Prof. Dr. Michael Grosz

Professur für Psychologische Diagnostik

Biographie

2021 –: Professur für Psychologische Diagnostik an der HMU Health and Medical University

2019 – 2021: Postdoc, Arbeitseinheit Psychologische Diagnostik und Persönlichkeitspsychologie, Universität Münster, 28 Monate

2018 – 2019: Postdoc, Team „Skalenentwicklung und -dokumentation“, GESIS – Leibniz Institut für Sozialwissenschaften, Mannheim, 14 Monate

2018: Postdoc, Arbeitsgruppe „Psychologische Methodenlehre und Diagnostik", Universität Mannheim, 4 Monate

2017 – 2018: Postdoc, Graduiertenschule & Forschungsnetzwerk LEAD, Universität Tübingen, 8 Monate

2017: Dr. rer. nat., Psychologie, Graduiertenschule & Forschungsnetzwerk LEAD (Learning, Educational Achievement, and Life Course Development), Universität Tübingen

2014: M.Sc., Sozial- und Verhaltensforschung (Nebenfach: Sozialpsychologie), Universität Tilburg (Niederlande)

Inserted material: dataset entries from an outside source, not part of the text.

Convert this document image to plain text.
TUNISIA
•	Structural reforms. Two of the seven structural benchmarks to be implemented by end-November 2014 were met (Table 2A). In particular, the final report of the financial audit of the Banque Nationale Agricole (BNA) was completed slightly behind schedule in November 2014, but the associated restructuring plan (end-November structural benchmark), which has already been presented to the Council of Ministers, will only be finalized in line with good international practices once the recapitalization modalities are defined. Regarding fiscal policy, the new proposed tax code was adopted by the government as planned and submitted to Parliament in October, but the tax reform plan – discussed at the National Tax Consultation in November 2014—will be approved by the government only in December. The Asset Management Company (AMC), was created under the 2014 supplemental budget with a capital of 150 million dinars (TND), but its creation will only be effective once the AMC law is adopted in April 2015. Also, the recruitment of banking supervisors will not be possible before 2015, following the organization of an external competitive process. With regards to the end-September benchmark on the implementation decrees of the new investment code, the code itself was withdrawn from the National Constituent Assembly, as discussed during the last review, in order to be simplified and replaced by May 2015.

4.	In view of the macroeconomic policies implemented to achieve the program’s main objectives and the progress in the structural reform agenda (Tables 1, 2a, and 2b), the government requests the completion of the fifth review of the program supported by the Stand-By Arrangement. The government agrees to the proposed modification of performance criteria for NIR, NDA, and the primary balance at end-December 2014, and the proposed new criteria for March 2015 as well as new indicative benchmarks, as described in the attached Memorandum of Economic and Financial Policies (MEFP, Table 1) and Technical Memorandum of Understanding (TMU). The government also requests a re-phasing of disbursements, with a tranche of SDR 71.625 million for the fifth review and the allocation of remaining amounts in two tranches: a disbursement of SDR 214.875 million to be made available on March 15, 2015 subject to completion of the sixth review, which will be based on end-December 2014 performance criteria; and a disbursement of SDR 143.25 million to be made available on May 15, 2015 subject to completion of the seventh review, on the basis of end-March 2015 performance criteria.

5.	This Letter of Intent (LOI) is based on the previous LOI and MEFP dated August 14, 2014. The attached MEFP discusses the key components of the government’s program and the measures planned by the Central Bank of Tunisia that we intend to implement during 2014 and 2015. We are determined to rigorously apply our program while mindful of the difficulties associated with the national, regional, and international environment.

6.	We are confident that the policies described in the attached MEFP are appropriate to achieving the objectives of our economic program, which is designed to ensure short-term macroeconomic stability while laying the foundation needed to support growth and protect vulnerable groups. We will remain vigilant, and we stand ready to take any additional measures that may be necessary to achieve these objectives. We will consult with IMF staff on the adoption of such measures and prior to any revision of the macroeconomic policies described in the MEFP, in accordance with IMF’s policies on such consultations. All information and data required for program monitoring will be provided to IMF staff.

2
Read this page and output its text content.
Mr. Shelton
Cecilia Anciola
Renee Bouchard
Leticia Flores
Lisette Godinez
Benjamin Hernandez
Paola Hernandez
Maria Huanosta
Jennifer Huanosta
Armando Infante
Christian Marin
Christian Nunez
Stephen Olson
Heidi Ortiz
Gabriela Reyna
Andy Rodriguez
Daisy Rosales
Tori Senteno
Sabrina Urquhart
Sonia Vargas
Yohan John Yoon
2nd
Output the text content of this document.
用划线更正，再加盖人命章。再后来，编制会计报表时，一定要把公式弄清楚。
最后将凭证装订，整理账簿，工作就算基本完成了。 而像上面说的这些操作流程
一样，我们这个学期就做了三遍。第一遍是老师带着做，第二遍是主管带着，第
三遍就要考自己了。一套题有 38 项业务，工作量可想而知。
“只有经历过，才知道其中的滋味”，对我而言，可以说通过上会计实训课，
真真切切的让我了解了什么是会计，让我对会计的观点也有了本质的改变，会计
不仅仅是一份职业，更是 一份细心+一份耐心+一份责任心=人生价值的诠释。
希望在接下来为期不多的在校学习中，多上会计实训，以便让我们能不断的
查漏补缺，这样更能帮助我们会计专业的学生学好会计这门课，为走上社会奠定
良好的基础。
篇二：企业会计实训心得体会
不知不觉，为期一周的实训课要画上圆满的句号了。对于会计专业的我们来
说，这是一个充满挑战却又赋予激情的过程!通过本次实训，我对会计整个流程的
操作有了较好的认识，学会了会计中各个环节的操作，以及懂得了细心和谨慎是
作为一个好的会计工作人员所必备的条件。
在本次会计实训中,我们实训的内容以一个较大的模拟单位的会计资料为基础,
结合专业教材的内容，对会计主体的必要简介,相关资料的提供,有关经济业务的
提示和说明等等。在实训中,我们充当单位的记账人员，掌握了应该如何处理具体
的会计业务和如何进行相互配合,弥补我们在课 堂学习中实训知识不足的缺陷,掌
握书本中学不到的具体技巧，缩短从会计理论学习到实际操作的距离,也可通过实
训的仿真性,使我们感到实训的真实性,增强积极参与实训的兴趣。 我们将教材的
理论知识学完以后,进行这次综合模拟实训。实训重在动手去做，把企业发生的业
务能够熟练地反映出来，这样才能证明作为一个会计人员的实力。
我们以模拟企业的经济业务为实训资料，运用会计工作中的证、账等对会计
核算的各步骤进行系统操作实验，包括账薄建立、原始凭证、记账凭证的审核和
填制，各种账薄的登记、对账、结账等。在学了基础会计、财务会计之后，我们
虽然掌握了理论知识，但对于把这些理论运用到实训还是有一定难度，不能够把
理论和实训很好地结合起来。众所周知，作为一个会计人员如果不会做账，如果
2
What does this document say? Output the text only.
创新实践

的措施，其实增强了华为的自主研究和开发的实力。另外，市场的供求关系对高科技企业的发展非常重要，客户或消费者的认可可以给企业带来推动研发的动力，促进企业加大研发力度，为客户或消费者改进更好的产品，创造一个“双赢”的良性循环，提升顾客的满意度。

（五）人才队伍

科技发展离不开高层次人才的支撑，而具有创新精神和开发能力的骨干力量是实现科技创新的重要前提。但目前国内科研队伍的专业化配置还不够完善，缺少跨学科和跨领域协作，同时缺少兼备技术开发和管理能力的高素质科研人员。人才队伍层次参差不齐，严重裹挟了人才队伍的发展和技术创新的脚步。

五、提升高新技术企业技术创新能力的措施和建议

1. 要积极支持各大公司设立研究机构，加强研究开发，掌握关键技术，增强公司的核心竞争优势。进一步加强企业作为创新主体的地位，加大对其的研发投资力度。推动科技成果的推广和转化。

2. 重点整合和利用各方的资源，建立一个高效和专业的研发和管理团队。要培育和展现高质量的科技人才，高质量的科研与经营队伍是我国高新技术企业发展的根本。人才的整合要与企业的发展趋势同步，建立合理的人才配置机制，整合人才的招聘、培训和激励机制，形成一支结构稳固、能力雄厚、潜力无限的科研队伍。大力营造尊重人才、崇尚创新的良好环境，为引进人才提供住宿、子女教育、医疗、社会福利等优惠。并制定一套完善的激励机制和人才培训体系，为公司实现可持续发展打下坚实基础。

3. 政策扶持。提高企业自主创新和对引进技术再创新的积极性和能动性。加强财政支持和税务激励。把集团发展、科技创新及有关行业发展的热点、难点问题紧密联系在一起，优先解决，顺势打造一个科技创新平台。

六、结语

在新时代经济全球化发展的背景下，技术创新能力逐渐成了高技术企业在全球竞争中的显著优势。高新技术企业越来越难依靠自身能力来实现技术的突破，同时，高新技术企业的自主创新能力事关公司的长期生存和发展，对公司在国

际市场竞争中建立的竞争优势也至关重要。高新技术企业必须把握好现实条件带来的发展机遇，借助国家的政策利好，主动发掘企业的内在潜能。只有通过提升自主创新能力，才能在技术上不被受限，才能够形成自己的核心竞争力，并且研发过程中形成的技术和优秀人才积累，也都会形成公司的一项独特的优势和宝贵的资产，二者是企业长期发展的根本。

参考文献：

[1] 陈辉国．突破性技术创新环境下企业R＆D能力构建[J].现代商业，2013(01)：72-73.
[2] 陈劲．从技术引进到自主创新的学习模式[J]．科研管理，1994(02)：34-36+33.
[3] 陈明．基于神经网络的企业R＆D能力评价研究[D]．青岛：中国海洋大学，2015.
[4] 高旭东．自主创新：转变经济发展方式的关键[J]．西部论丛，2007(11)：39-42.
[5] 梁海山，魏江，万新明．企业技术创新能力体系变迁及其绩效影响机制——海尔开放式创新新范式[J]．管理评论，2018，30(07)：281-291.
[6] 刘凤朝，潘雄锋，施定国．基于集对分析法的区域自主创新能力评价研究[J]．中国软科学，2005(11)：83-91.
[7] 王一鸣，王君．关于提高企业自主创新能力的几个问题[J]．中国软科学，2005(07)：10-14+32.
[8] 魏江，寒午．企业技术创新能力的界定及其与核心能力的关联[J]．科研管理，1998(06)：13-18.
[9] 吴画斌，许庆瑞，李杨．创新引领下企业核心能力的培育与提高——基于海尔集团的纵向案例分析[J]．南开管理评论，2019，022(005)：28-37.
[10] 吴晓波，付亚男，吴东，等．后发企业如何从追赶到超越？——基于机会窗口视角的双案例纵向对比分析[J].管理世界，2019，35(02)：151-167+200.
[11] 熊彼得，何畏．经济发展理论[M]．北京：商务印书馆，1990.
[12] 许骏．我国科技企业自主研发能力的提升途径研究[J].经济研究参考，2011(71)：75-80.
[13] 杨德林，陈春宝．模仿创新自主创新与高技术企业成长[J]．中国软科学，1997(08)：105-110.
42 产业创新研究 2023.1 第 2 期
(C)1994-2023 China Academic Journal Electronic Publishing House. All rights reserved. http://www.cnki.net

2012: B.Sc., Psychologie, Universität Wien

2012: Mag., Philosophie, Universität Wien

Lehrtätigkeit

Seit mehreren Jahren hält Michael Grosz Lehrveranstaltungen und betreut Abschlussarbeiten in den Bereichen Psychologische Diagnostik und Persönlichkeitspsychologie. Vor seiner Tätigkeit an der HMU lehrte er an der Universität Tübingen, der Universität Mannheim und der Universität Münster. Seine didaktischen Fähigkeiten hat er in dieser Zeit auch dadurch verbessert, indem er von 2015 bis 2018 das Baden-Württemberg Zertifikat für Hochschuldidaktik absolviert hat. An der HMU bietet er in erster Linie Lehrveranstaltungen im Bereich Psychologische Diagnostik an.

Forschungsschwerpunkte
Institut: Institute for Mind, Brain and Behavior (IMBB) (Link zur Institutsseite)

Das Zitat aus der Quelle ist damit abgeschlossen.